Our opinion is also based on the provisions of the Internal Revenue Code of 1986, as amended, regulations under such code, judicial authority and current administrative rulings and practice, all as of the date of this letter, and all of which may change at any time.
Based on the foregoing, we are of the opinion that:
     1. The Indenture has been duly and validly authorized, executed and delivered by each of the Delaware Entities. The Indenture constitutes a legal, valid and binding obligation of the Registrants enforceable against the Registrants in accordance with the terms thereof, except insofar as enforceability thereof may be limited by (a) bankruptcy, insolvency, reorganization, fraudulent conveyance, moratorium or other similar laws affecting creditors’ rights generally, or (b) general principles of equity.
     2. The Exchange Notes and the guarantees thereof by the Registrants (other than the Issuers) pursuant to the terms of the Indenture have been duly authorized by Finance Corp. and the other Delaware Entities, respectively. The Exchange Notes and the guarantees thereof by the Registrants (other than the Issuers) pursuant to the terms of the Indenture constitute legal, valid and binding obligations of the Issuers and the other Registrants, respectively, entitled to the benefits of the Indenture and enforceable against the Issuers and the other Registrants, respectively, in accordance with their terms, except insofar as enforceability thereof may be limited by (a) bankruptcy, insolvency, reorganization, fraudulent conveyance, moratorium or other similar laws affecting creditors’ rights generally or (b) general principles of equity.
     3. As stated in the section entitled “Material United States Federal Income Tax Consequences” contained in the Registration Statement, the exchange of Original Notes for Exchange Notes by holders will not be a taxable exchange for federal income tax purposes, and holders will not recognize any taxable gain or loss or any interest income as a result of such exchange. The section entitled “Material United States Federal Income Tax Consequences” contained in the Registration Statement is hereby incorporated by reference and is true in all material respects.
The opinions expressed herein are limited to the matters stated herein and no opinion is implied or may be inferred beyond the matters expressly stated. We do not express an opinion as to matters arising under the laws of any jurisdiction, other than the laws of the State of New York, the Delaware General Corporation Law, the Delaware Limited Liability Company Act and the Federal laws of the United States. The opinions expressed herein are expressed as of the date hereof and we undertake no duty or obligation to update such opinions.

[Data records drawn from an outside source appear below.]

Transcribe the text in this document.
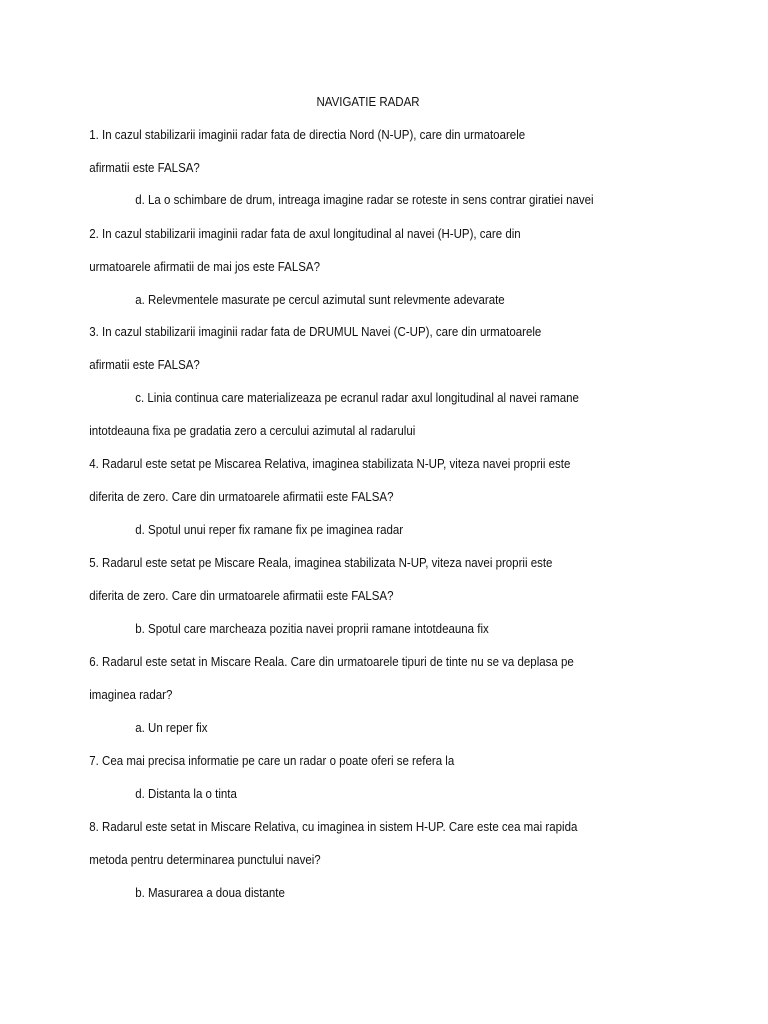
NAVIGATIE RADAR
1. In cazul stabilizarii imaginii radar fata de directia Nord (N-UP), care din urmatoarele
afirmatii este FALSA?
d. La o schimbare de drum, intreaga imagine radar se roteste in sens contrar giratiei navei
2. In cazul stabilizarii imaginii radar fata de axul longitudinal al navei (H-UP), care din
urmatoarele afirmatii de mai jos este FALSA?
a. Relevmentele masurate pe cercul azimutal sunt relevmente adevarate
3. In cazul stabilizarii imaginii radar fata de DRUMUL Navei (C-UP), care din urmatoarele
afirmatii este FALSA?
c. Linia continua care materializeaza pe ecranul radar axul longitudinal al navei ramane
intotdeauna fixa pe gradatia zero a cercului azimutal al radarului
4. Radarul este setat pe Miscarea Relativa, imaginea stabilizata N-UP, viteza navei proprii este
diferita de zero. Care din urmatoarele afirmatii este FALSA?
d. Spotul unui reper fix ramane fix pe imaginea radar
5. Radarul este setat pe Miscare Reala, imaginea stabilizata N-UP, viteza navei proprii este
diferita de zero. Care din urmatoarele afirmatii este FALSA?
b. Spotul care marcheaza pozitia navei proprii ramane intotdeauna fix
6. Radarul este setat in Miscare Reala. Care din urmatoarele tipuri de tinte nu se va deplasa pe
imaginea radar?
a. Un reper fix
7. Cea mai precisa informatie pe care un radar o poate oferi se refera la
d. Distanta la o tinta
8. Radarul este setat in Miscare Relativa, cu imaginea in sistem H-UP. Care este cea mai rapida
metoda pentru determinarea punctului navei?
b. Masurarea a doua distante
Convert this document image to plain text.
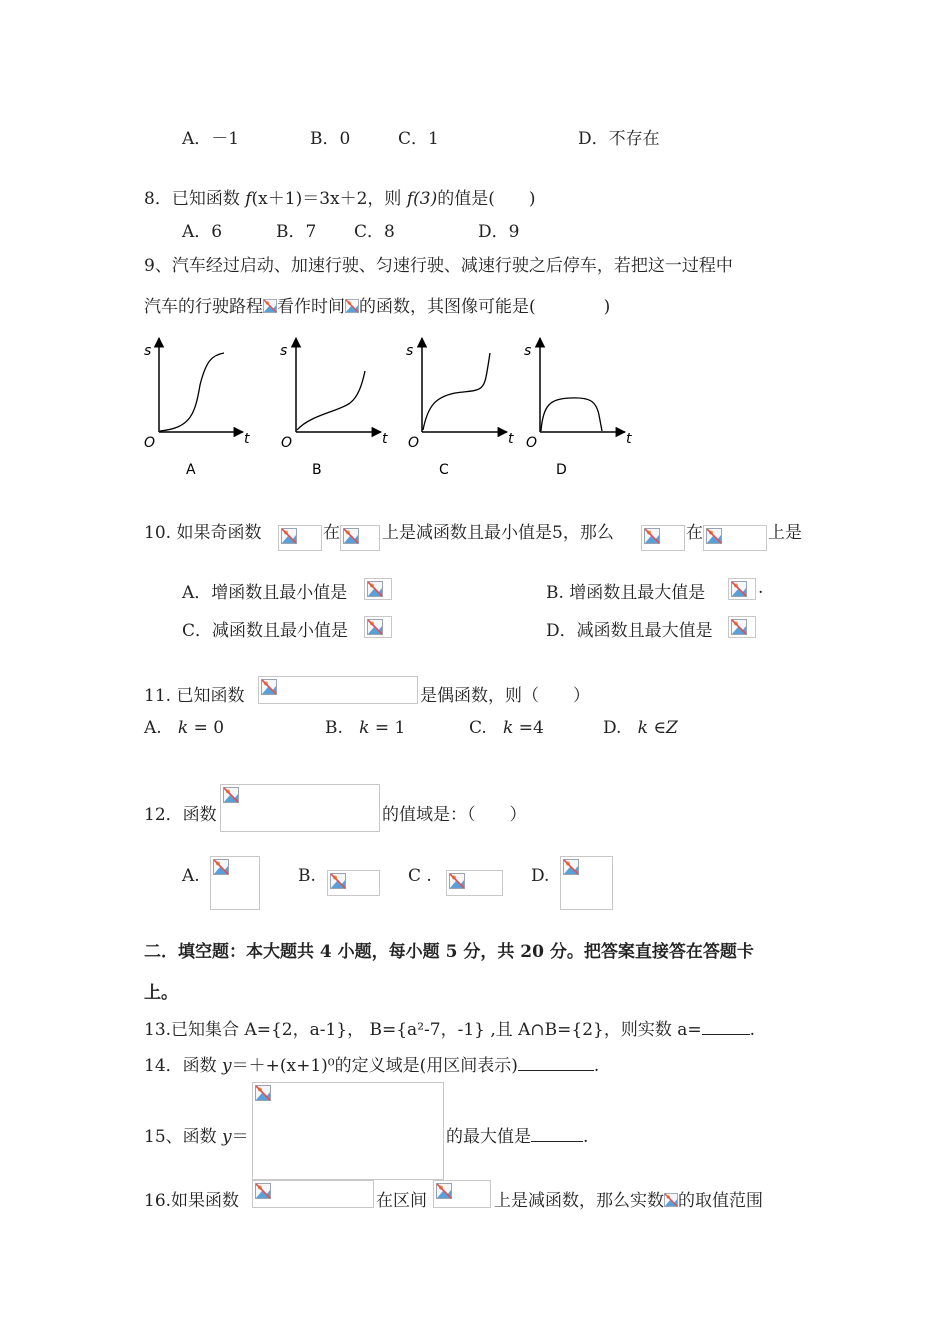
A．－1	B．0	C．1	D．不存在
8．已知函数 f(x＋1)＝3x＋2，则 f(3)的值是(　　)
A．6	B．7 C．8	D．9
9、汽车经过启动、加速行驶、匀速行驶、减速行驶之后停车，若把这一过程中
汽车的行驶路程 看作时间 的函数，其图像可能是(　　　　)
s
t
O
A
s
t
O
B
s
t
O
C
s
t
O
D
10. 如果奇函数	在 上是减函数且最小值是5，那么	在	上是
A．增函数且最小值是	B. 增函数且最大值是	.
C．减函数且最小值是	D．减函数且最大值是
11. 已知函数	是偶函数，则（　　）
A. k = 0	B. k = 1	C. k =4	D. k ∈Z
12．函数	的值域是：（　　）
A.	B.	C .	D.
二．填空题：本大题共 4 小题，每小题 5 分，共 20 分。把答案直接答在答题卡
上。
13.已知集合 A={2，a-1}， B={a²-7，-1} ,且 A∩B={2}，则实数 a=	.
14．函数 y＝＋+(x+1)⁰的定义域是(用区间表示)	.
15、函数 y＝	的最大值是	.
16.如果函数	在区间	上是减函数，那么实数 的取值范围
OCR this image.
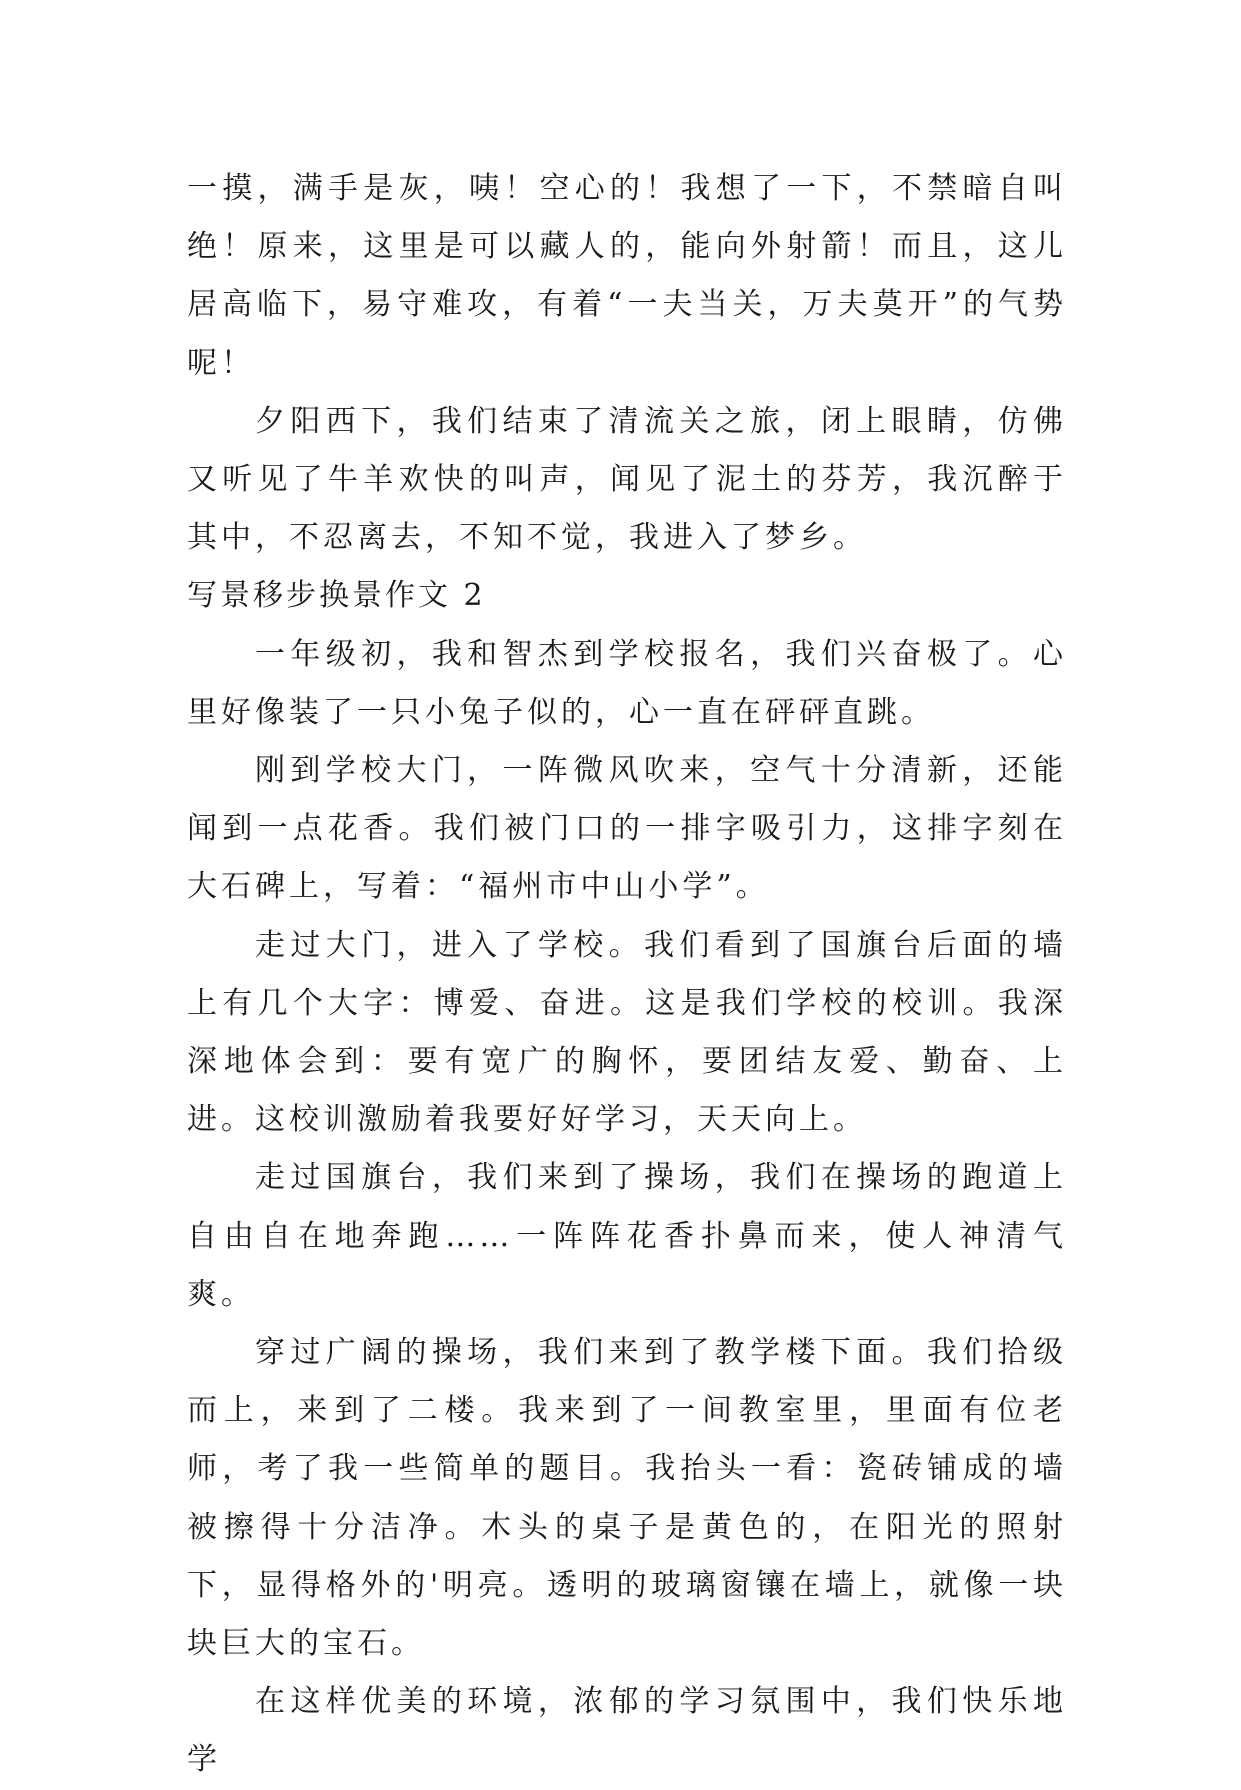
一摸，满手是灰，咦！空心的！我想了一下，不禁暗自叫绝！原来，这里是可以藏人的，能向外射箭！而且，这儿居高临下，易守难攻，有着“一夫当关，万夫莫开”的气势呢！

夕阳西下，我们结束了清流关之旅，闭上眼睛，仿佛又听见了牛羊欢快的叫声，闻见了泥土的芬芳，我沉醉于其中，不忍离去，不知不觉，我进入了梦乡。

写景移步换景作文 2

一年级初，我和智杰到学校报名，我们兴奋极了。心里好像装了一只小兔子似的，心一直在砰砰直跳。

刚到学校大门，一阵微风吹来，空气十分清新，还能闻到一点花香。我们被门口的一排字吸引力，这排字刻在大石碑上，写着：“福州市中山小学”。

走过大门，进入了学校。我们看到了国旗台后面的墙上有几个大字：博爱、奋进。这是我们学校的校训。我深深地体会到：要有宽广的胸怀，要团结友爱、勤奋、上进。这校训激励着我要好好学习，天天向上。

走过国旗台，我们来到了操场，我们在操场的跑道上自由自在地奔跑……一阵阵花香扑鼻而来，使人神清气爽。

穿过广阔的操场，我们来到了教学楼下面。我们拾级而上，来到了二楼。我来到了一间教室里，里面有位老师，考了我一些简单的题目。我抬头一看：瓷砖铺成的墙被擦得十分洁净。木头的桌子是黄色的，在阳光的照射下，显得格外的'明亮。透明的玻璃窗镶在墙上，就像一块块巨大的宝石。

在这样优美的环境，浓郁的学习氛围中，我们快乐地学
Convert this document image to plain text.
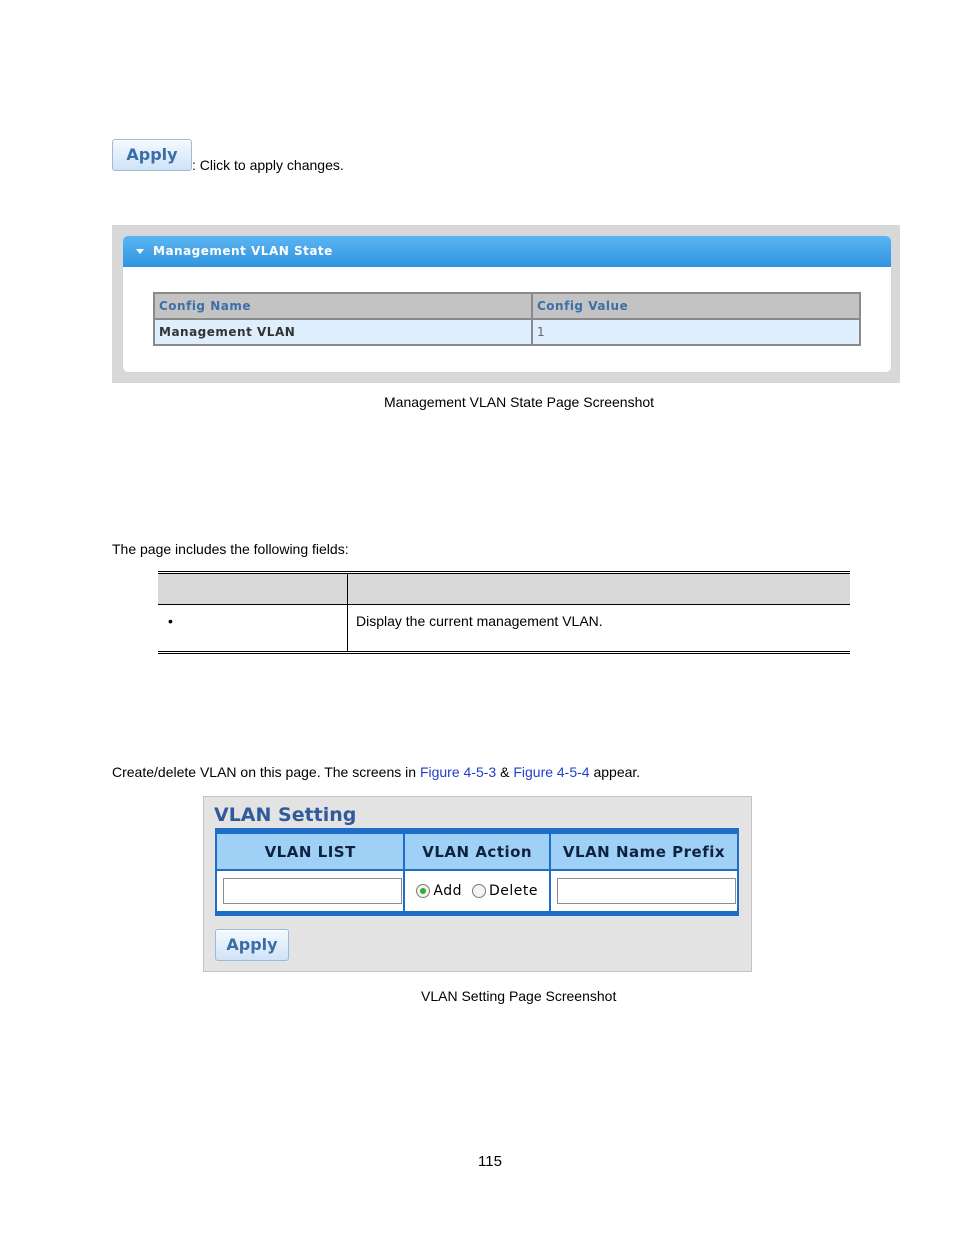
Apply
: Click to apply changes.
Management VLAN State
Config Name	Config Value
Management VLAN	1
Management VLAN State Page Screenshot
The page includes the following fields:

•	Display the current management VLAN.
Create/delete VLAN on this page. The screens in Figure 4-5-3 & Figure 4-5-4 appear.
VLAN Setting
VLAN LIST	VLAN Action	VLAN Name Prefix

	Add Delete	
Apply
VLAN Setting Page Screenshot
115
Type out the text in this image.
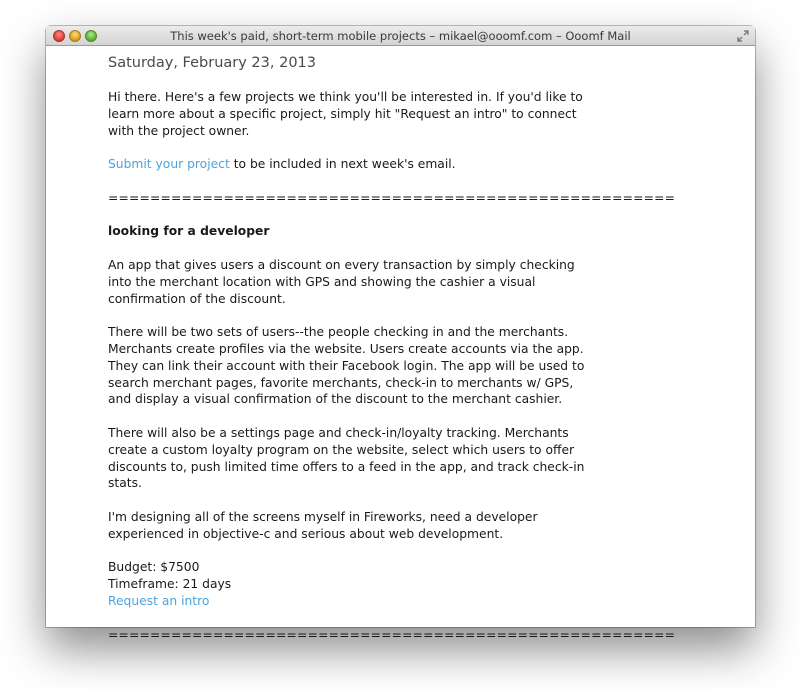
This week's paid, short-term mobile projects – mikael@ooomf.com – Ooomf Mail
Saturday, February 23, 2013

Hi there. Here's a few projects we think you'll be interested in. If you'd like to learn more about a specific project, simply hit "Request an intro" to connect with the project owner.

Submit your project to be included in next week's email.

======================================================

looking for a developer

An app that gives users a discount on every transaction by simply checking into the merchant location with GPS and showing the cashier a visual confirmation of the discount.

There will be two sets of users--the people checking in and the merchants. Merchants create profiles via the website. Users create accounts via the app. They can link their account with their Facebook login. The app will be used to search merchant pages, favorite merchants, check-in to merchants w/ GPS, and display a visual confirmation of the discount to the merchant cashier.

There will also be a settings page and check-in/loyalty tracking. Merchants create a custom loyalty program on the website, select which users to offer discounts to, push limited time offers to a feed in the app, and track check-in stats.

I'm designing all of the screens myself in Fireworks, need a developer experienced in objective-c and serious about web development.

Budget: $7500
Timeframe: 21 days
Request an intro

======================================================
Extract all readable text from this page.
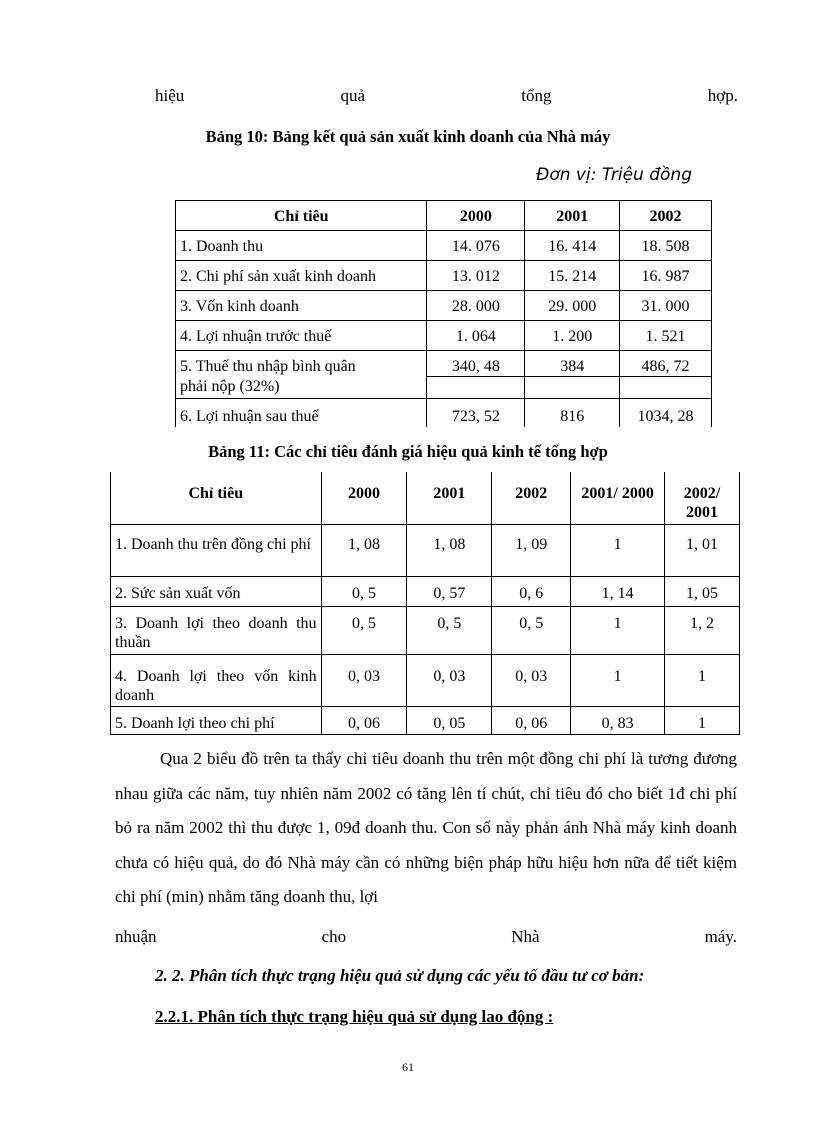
hiệu	quả	tổng	hợp.
Bảng 10: Bảng kết quả sản xuất kinh doanh của Nhà máy
Đơn vị: Triệu đồng
Chỉ tiêu	2000	2001	2002
1. Doanh thu	14. 076	16. 414	18. 508
2. Chi phí sản xuất kinh doanh	13. 012	15. 214	16. 987
3. Vốn kinh doanh	28. 000	29. 000	31. 000
4. Lợi nhuận trước thuế	1. 064	1. 200	1. 521
5. Thuế thu nhập bình quân	340, 48	384	486, 72
phải nộp (32%)			
6. Lợi nhuận sau thuế	723, 52	816	1034, 28
Bảng 11: Các chỉ tiêu đánh giá hiệu quả kinh tế tổng hợp
Chỉ tiêu	2000	2001	2002	2001/ 2000	2002/ 2001
1. Doanh thu trên đồng chi phí	1, 08	1, 08	1, 09	1	1, 01
2. Sức sản xuất vốn	0, 5	0, 57	0, 6	1, 14	1, 05
3. Doanh lợi theo doanh thu thuần	0, 5	0, 5	0, 5	1	1, 2
4. Doanh lợi theo vốn kinh doanh	0, 03	0, 03	0, 03	1	1
5. Doanh lợi theo chi phí	0, 06	0, 05	0, 06	0, 83	1
Qua 2 biểu đồ trên ta thấy chỉ tiêu doanh thu trên một đồng chi phí là tương đương nhau giữa các năm, tuy nhiên năm 2002 có tăng lên tí chút, chỉ tiêu đó cho biết 1đ chi phí bỏ ra năm 2002 thì thu được 1, 09đ doanh thu. Con số này phản ánh Nhà máy kinh doanh chưa có hiệu quả, do đó Nhà máy cần có những biện pháp hữu hiệu hơn nữa để tiết kiệm chi phí (min) nhằm tăng doanh thu, lợi
nhuận	cho	Nhà	máy.
2. 2. Phân tích thực trạng hiệu quả sử dụng các yếu tố đầu tư cơ bản:
2.2.1. Phân tích thực trạng hiệu quả sử dụng lao động :
61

We hereby consent to being named as counsel for the Issuers and the other Registrants in the Registration Statement and under the caption “Legal Matters” in the prospectus included in the Registration Statement and to the filing of this opinion as an exhibit to the Registration Statement or any amendment thereto. In giving such consent, we do not admit that we are in the category of persons whose consent is required under Section 7 of the Securities Act.